La historia detrás de la máquina

Según cuenta Eli Beer, cuando apenas tenía 16 años ideó ambucycle, y revolucionó para siempre el sistema de emergencias de Jerusalén. Desde los inicios las motocicletas fueron conducidas por voluntarios, algo que se mantiene en el tiempo. Mientras que los vehículos fueron evolucionando, a medida que se le añadieron diferentes tecnologías, como la geolocalización que utilizan actualmente, para llegar más rápido al lugar donde se necesita asistencia.

United Hatzalah nació oficialmente en 2006, y ha crecido hasta sumar 6.000 voluntarios. Su margen de espera promedio es de 90 segundos en áreas metropolitanas, y de 3 minutos en el resto de Israel. Pero Beer se sincera diciendo que “comencé por error, no fue planeado”.

El emprendedor comentó que la historia da comienzo cuando trabaja en el servicio de ambulancias, a los 15 años. Fue voluntario antes de hacer el servicio militar obligatorio, algo que muchos jóvenes israelíes hacen. Comenta: “Me lo tomaba muy en serio y comencé a llevar un registro de cuánto tiempo se tardaba en llegar a una emergencia. El promedio era de 17 minutos, de los cuales dos minutos llevaba tomar los datos del lugar y de lo que había pasado y otros dos minutos en que el equipo suba a la ambulancia. La gente con emergencias reales no sobrevivía”.
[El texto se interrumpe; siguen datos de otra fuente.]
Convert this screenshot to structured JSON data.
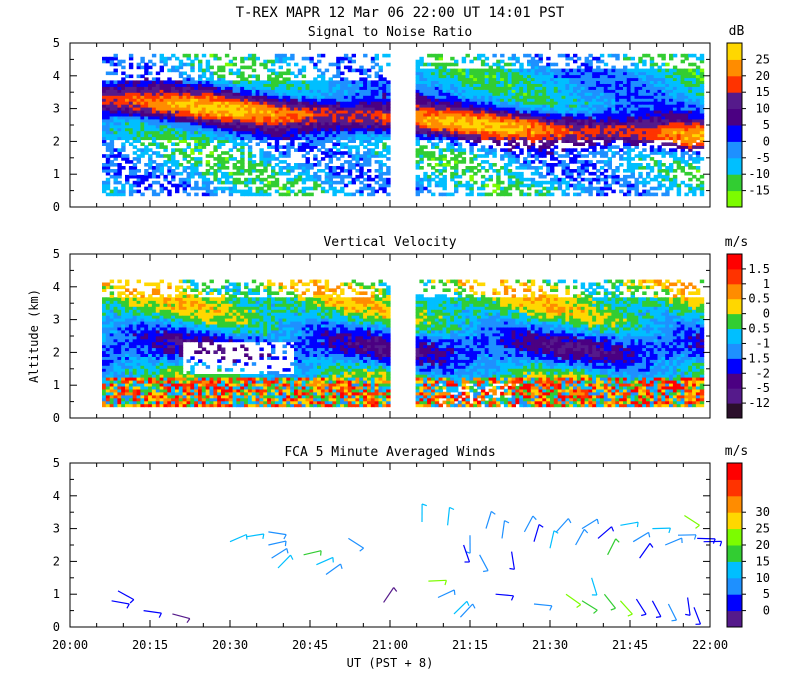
{
  "header": {
    "title": "T-REX   MAPR 12 Mar 06   22:00 UT   14:01   PST"
  },
  "chart_data": [
    {
      "type": "heatmap",
      "title": "Signal to Noise Ratio",
      "units": "dB",
      "ylabel": "",
      "ylim": [
        0,
        5
      ],
      "yticks": [
        "0",
        "1",
        "2",
        "3",
        "4",
        "5"
      ],
      "xlim_hours": [
        20.0,
        22.0
      ],
      "colorbar_labels": [
        "-15",
        "-10",
        "-5",
        "0",
        "5",
        "10",
        "15",
        "20",
        "25"
      ],
      "colorbar_colors": [
        "#7cfc00",
        "#32cd32",
        "#00bfff",
        "#1e90ff",
        "#0000ff",
        "#4b0082",
        "#551a8b",
        "#ff3300",
        "#ff8c00",
        "#ffd700"
      ],
      "data_gap_hours": [
        20.99,
        21.08
      ]
    },
    {
      "type": "heatmap",
      "title": "Vertical Velocity",
      "units": "m/s",
      "ylabel": "Altitude (km)",
      "ylim": [
        0,
        5
      ],
      "yticks": [
        "0",
        "1",
        "2",
        "3",
        "4",
        "5"
      ],
      "xlim_hours": [
        20.0,
        22.0
      ],
      "colorbar_labels": [
        "-12",
        "-5",
        "-2",
        "-1.5",
        "-1",
        "-0.5",
        "0",
        "0.5",
        "1",
        "1.5"
      ],
      "colorbar_colors": [
        "#2b0f2b",
        "#551a8b",
        "#4b0082",
        "#0000ff",
        "#1e90ff",
        "#00bfff",
        "#32cd32",
        "#ffd700",
        "#ff8c00",
        "#ff3300",
        "#ff0000"
      ],
      "data_gap_hours": [
        20.99,
        21.08
      ]
    },
    {
      "type": "scatter",
      "title": "FCA 5 Minute Averaged Winds",
      "units": "m/s",
      "ylabel": "",
      "ylim": [
        0,
        5
      ],
      "yticks": [
        "0",
        "1",
        "2",
        "3",
        "4",
        "5"
      ],
      "xlim_hours": [
        20.0,
        22.0
      ],
      "xticks": [
        "20:00",
        "20:15",
        "20:30",
        "20:45",
        "21:00",
        "21:15",
        "21:30",
        "21:45",
        "22:00"
      ],
      "xlabel": "UT  (PST + 8)",
      "colorbar_labels": [
        "0",
        "5",
        "10",
        "15",
        "20",
        "25",
        "30"
      ],
      "colorbar_colors": [
        "#551a8b",
        "#0000ff",
        "#1e90ff",
        "#00bfff",
        "#32cd32",
        "#7cfc00",
        "#ffd700",
        "#ff8c00",
        "#ff3300",
        "#ff0000"
      ],
      "barbs": [
        {
          "t": 20.13,
          "alt": 0.8,
          "speed": 4
        },
        {
          "t": 20.15,
          "alt": 1.1,
          "speed": 6
        },
        {
          "t": 20.23,
          "alt": 0.5,
          "speed": 4
        },
        {
          "t": 20.32,
          "alt": 0.4,
          "speed": 3
        },
        {
          "t": 20.5,
          "alt": 2.6,
          "speed": 12
        },
        {
          "t": 20.55,
          "alt": 2.75,
          "speed": 10
        },
        {
          "t": 20.62,
          "alt": 2.9,
          "speed": 8
        },
        {
          "t": 20.62,
          "alt": 2.5,
          "speed": 7
        },
        {
          "t": 20.63,
          "alt": 2.1,
          "speed": 9
        },
        {
          "t": 20.65,
          "alt": 1.8,
          "speed": 12
        },
        {
          "t": 20.73,
          "alt": 2.2,
          "speed": 15
        },
        {
          "t": 20.77,
          "alt": 1.9,
          "speed": 10
        },
        {
          "t": 20.8,
          "alt": 1.6,
          "speed": 7
        },
        {
          "t": 20.87,
          "alt": 2.7,
          "speed": 9
        },
        {
          "t": 20.98,
          "alt": 0.75,
          "speed": 3
        },
        {
          "t": 21.12,
          "alt": 1.4,
          "speed": 16
        },
        {
          "t": 21.15,
          "alt": 0.9,
          "speed": 8
        },
        {
          "t": 21.2,
          "alt": 0.4,
          "speed": 10
        },
        {
          "t": 21.22,
          "alt": 0.3,
          "speed": 7
        },
        {
          "t": 21.1,
          "alt": 3.2,
          "speed": 12
        },
        {
          "t": 21.18,
          "alt": 3.1,
          "speed": 11
        },
        {
          "t": 21.25,
          "alt": 2.8,
          "speed": 9
        },
        {
          "t": 21.3,
          "alt": 3.0,
          "speed": 7
        },
        {
          "t": 21.23,
          "alt": 2.5,
          "speed": 6
        },
        {
          "t": 21.28,
          "alt": 2.2,
          "speed": 8
        },
        {
          "t": 21.35,
          "alt": 2.7,
          "speed": 9
        },
        {
          "t": 21.38,
          "alt": 2.3,
          "speed": 6
        },
        {
          "t": 21.42,
          "alt": 2.9,
          "speed": 7
        },
        {
          "t": 21.45,
          "alt": 2.6,
          "speed": 5
        },
        {
          "t": 21.5,
          "alt": 2.4,
          "speed": 12
        },
        {
          "t": 21.52,
          "alt": 2.9,
          "speed": 8
        },
        {
          "t": 21.58,
          "alt": 2.5,
          "speed": 7
        },
        {
          "t": 21.6,
          "alt": 3.0,
          "speed": 9
        },
        {
          "t": 21.65,
          "alt": 2.7,
          "speed": 4
        },
        {
          "t": 21.68,
          "alt": 2.2,
          "speed": 13
        },
        {
          "t": 21.72,
          "alt": 3.1,
          "speed": 11
        },
        {
          "t": 21.76,
          "alt": 2.6,
          "speed": 8
        },
        {
          "t": 21.78,
          "alt": 2.1,
          "speed": 6
        },
        {
          "t": 21.82,
          "alt": 3.0,
          "speed": 10
        },
        {
          "t": 21.86,
          "alt": 2.5,
          "speed": 9
        },
        {
          "t": 21.9,
          "alt": 2.8,
          "speed": 7
        },
        {
          "t": 21.92,
          "alt": 3.4,
          "speed": 18
        },
        {
          "t": 21.96,
          "alt": 2.7,
          "speed": 5
        },
        {
          "t": 21.98,
          "alt": 2.6,
          "speed": 6
        },
        {
          "t": 21.63,
          "alt": 1.5,
          "speed": 10
        },
        {
          "t": 21.33,
          "alt": 1.0,
          "speed": 5
        },
        {
          "t": 21.45,
          "alt": 0.7,
          "speed": 7
        },
        {
          "t": 21.55,
          "alt": 1.0,
          "speed": 16
        },
        {
          "t": 21.6,
          "alt": 0.8,
          "speed": 15
        },
        {
          "t": 21.67,
          "alt": 1.0,
          "speed": 14
        },
        {
          "t": 21.72,
          "alt": 0.8,
          "speed": 16
        },
        {
          "t": 21.77,
          "alt": 0.85,
          "speed": 6
        },
        {
          "t": 21.82,
          "alt": 0.8,
          "speed": 5
        },
        {
          "t": 21.87,
          "alt": 0.7,
          "speed": 7
        },
        {
          "t": 21.93,
          "alt": 0.9,
          "speed": 5
        },
        {
          "t": 21.95,
          "alt": 0.6,
          "speed": 6
        }
      ]
    }
  ]
}
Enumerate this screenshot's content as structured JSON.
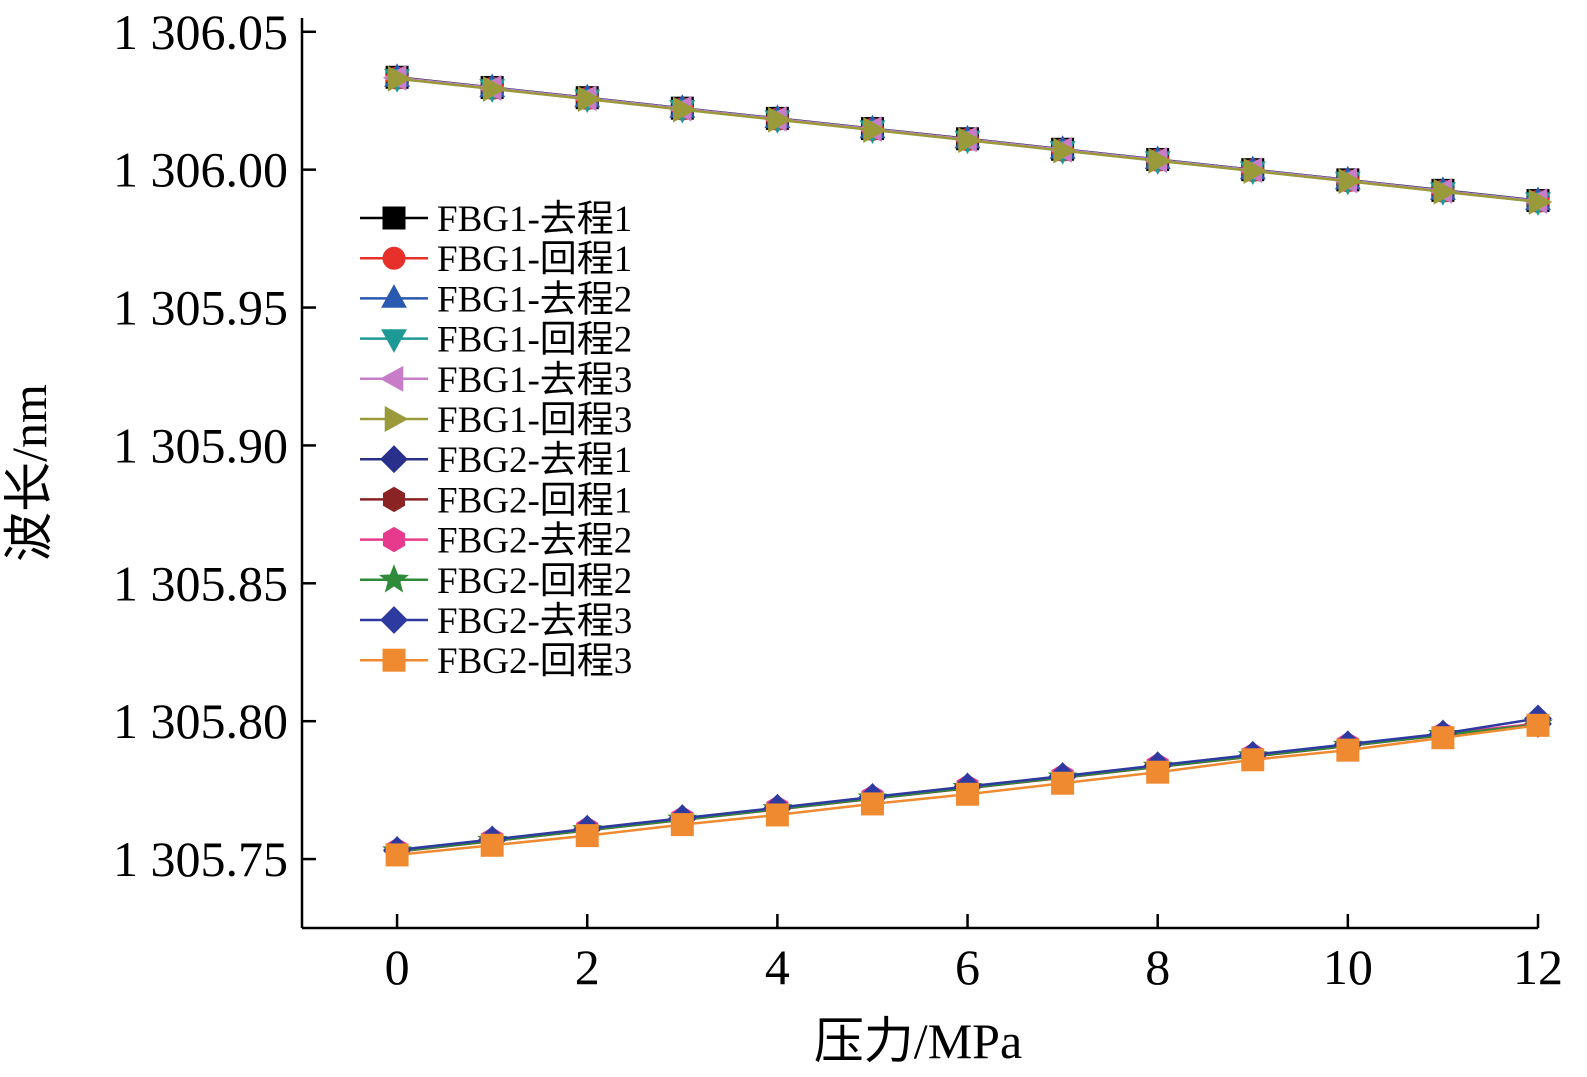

El momento clave para Beer fue un hecho que nunca pudo olvidar, cuando un niño se atragantó con un pedazo de carne, y ellos no pudieron llegar a tiempo para salvarlo. “Llegamos 21 minutos tarde. Era un chico saludable que había tenido un día hermoso en la escuela y en un segundo se ahogó y no lo pudimos ayudar. Fue el peor día de mi vida”. Pero no fue solamente eso, sino que a metros de la casa del nene, había un médico, que no estaba al tanto de la situación y podría haber salvado la vida del chico.

Allí fue cuando Beer se dio cuenta que necesitaban de un servicio de emergencias más eficiente, con un pensamiento claro en la cabeza: “Son las personas las que salvan vidas, no las ambulancias”. Con el tiempo formó un pequeño grupo de 15 personas, para comenzar con el proyecto.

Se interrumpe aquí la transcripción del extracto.